Given, initial velocity (u) = 10m/s

acceleration (a) = - 2m/s²

To find : Distance traveled in 10 seconds.

Finding final velocity for the given time.

1st Equation of motion

$v = u + at$

Final velocity after 10 seconds

v = 10 + (-2)(10)

v = - 10 m/s

This shows the body is going to move in the opposite direction. So Distance ≠ Displacement and we can't use the second equation of motion directly.

From first equation of motion, Velocity after t seconds can be given by,

v = 10 - 2t

Finding the time at which velocity becomes 0 ( If velocity becomes zero for a body on a straight path, we may consider it to be changing direction)

So,

0 = 10 - 2t

10 = 2t

t = 5 seconds.

Therefore, The body travels for 5 seconds in the current direction, later it changes it's direction of motion.

Distance traveled in 10 seconds

= Distance traveled in the first 5 seconds + Distance traveled in the second 5 seconds.

For the first 5 seconds

u = 10m/s

a = - 2m/s²

t = 5 s

S = ut + ½at²

S = 10(5) + 1/2 ( - 2)(5²)

S = 50 - 25

S = 25 m.

For the last 5 seconds,

u = 0 m/s

a = - 2 m/s²

t = 5s

S = ut + 1/2at²

S = 0(5) + 1/2 ( - 2)(5)²

S = - 25m.

The body travels this distance in the opposite direction of initial motion.

Therefore, The total distance traveled by the body in 10 seconds is 25 + 25 = 50m.

Answer 2

Answer:

Given:

Initial Velocity of the object = 10 m/s

Acceleration = - 2 m/s² ( negative sign means opposite direction as that of initial Velocity )

To find :

Distance travelled in 10 seconds.

Concept:

First of all , Distance is a scalar Quantity. It has only magnitude, no Direction. Hence it can never be zero ( always positive).

If we try to draw a speed vs the graph, we can say that the area under the speed time graph shall give us Distance.

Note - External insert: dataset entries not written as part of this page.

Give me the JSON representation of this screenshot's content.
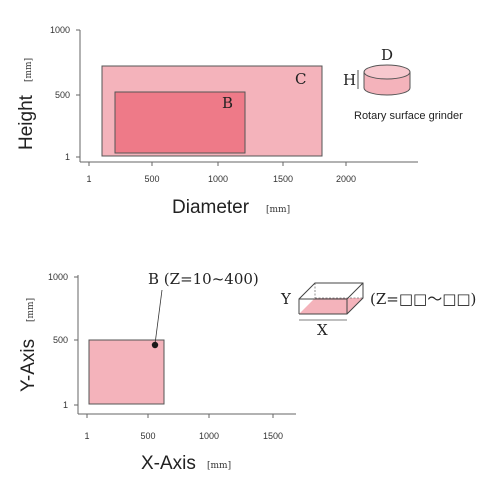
{
  "colors": {
    "region_light": "#f4b3bb",
    "region_dark": "#ee7a88",
    "outline": "#555555",
    "axis": "#666666"
  },
  "top_chart": {
    "ylabel": "Height",
    "yunit": "[mm]",
    "xlabel": "Diameter",
    "xunit": "[mm]",
    "y_ticks": [
      "1000",
      "500",
      "1"
    ],
    "x_ticks": [
      "1",
      "500",
      "1000",
      "1500",
      "2000"
    ],
    "region_c_label": "C",
    "region_b_label": "B",
    "icon_h_label": "H",
    "icon_d_label": "D",
    "icon_caption": "Rotary surface grinder",
    "icon_name": "rotary-table-icon"
  },
  "bottom_chart": {
    "ylabel": "Y-Axis",
    "yunit": "[mm]",
    "xlabel": "X-Axis",
    "xunit": "[mm]",
    "y_ticks": [
      "1000",
      "500",
      "1"
    ],
    "x_ticks": [
      "1",
      "500",
      "1000",
      "1500"
    ],
    "point_label": "B (Z=10~400)",
    "icon_y_label": "Y",
    "icon_x_label": "X",
    "icon_z_label": "(Z=□□〜□□)",
    "icon_name": "rectangular-table-icon"
  },
  "chart_data": [
    {
      "type": "area",
      "xlabel": "Diameter",
      "ylabel": "Height",
      "xlim": [
        1,
        2200
      ],
      "ylim": [
        1,
        1000
      ],
      "regions": [
        {
          "name": "C",
          "x": [
            100,
            1800
          ],
          "y": [
            1,
            700
          ]
        },
        {
          "name": "B",
          "x": [
            200,
            1200
          ],
          "y": [
            1,
            500
          ]
        }
      ]
    },
    {
      "type": "scatter",
      "xlabel": "X-Axis",
      "ylabel": "Y-Axis",
      "xlim": [
        1,
        1700
      ],
      "ylim": [
        1,
        1000
      ],
      "regions": [
        {
          "name": "",
          "x": [
            1,
            600
          ],
          "y": [
            1,
            500
          ]
        }
      ],
      "points": [
        {
          "name": "B (Z=10~400)",
          "x": 560,
          "y": 470
        }
      ]
    }
  ]
}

Mathematically , it can be denoted as :

$\boxed { \huge{ \red{x= \displaystyle \int \: v \: dt}}}$

Calculation:

Let's try to frame an equation :

Let final Velocity be v

$\boxed{ \huge{ \green{v = u + at}}}$

$= > v = 10 + ( - 2)t$

$= > v = 10 - 2t \: .....(1)$

Comparing this equation with

$\boxed{ \huge{ \blue{ \bold{y = mx + c}}}}$

We have positive intercept and negative slope.

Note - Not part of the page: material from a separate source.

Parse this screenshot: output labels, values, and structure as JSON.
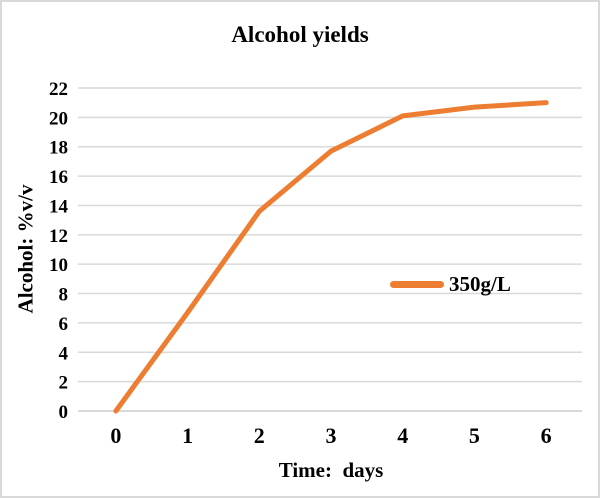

So we get the graph as attached in the photo.

• Put t = 0 s , we get v = 10 m/s

• Put v = 0 m/s , we get t= 5 s

Now after t = 5 seconds, the Velocity time graph goes below the + y axis.

Put t = 10 s , we get v = -10 m/s

So distance is given by the total area under the Velocity time graph :

$d = sum \: of \: area \: of \: 2 \: \Delta s$

$= > d = \bigg \{\frac{1}{2} \times 10 \times 5 \bigg \} + \bigg \{ \frac{1}{2} \times 10 \times 5 \bigg \}$

$= > d = 25 + 25$

$= > d = 50 \: metres$

So final answer :

$\boxed{ \sf{ \orange{ \huge{d = 50 \: m}}}}$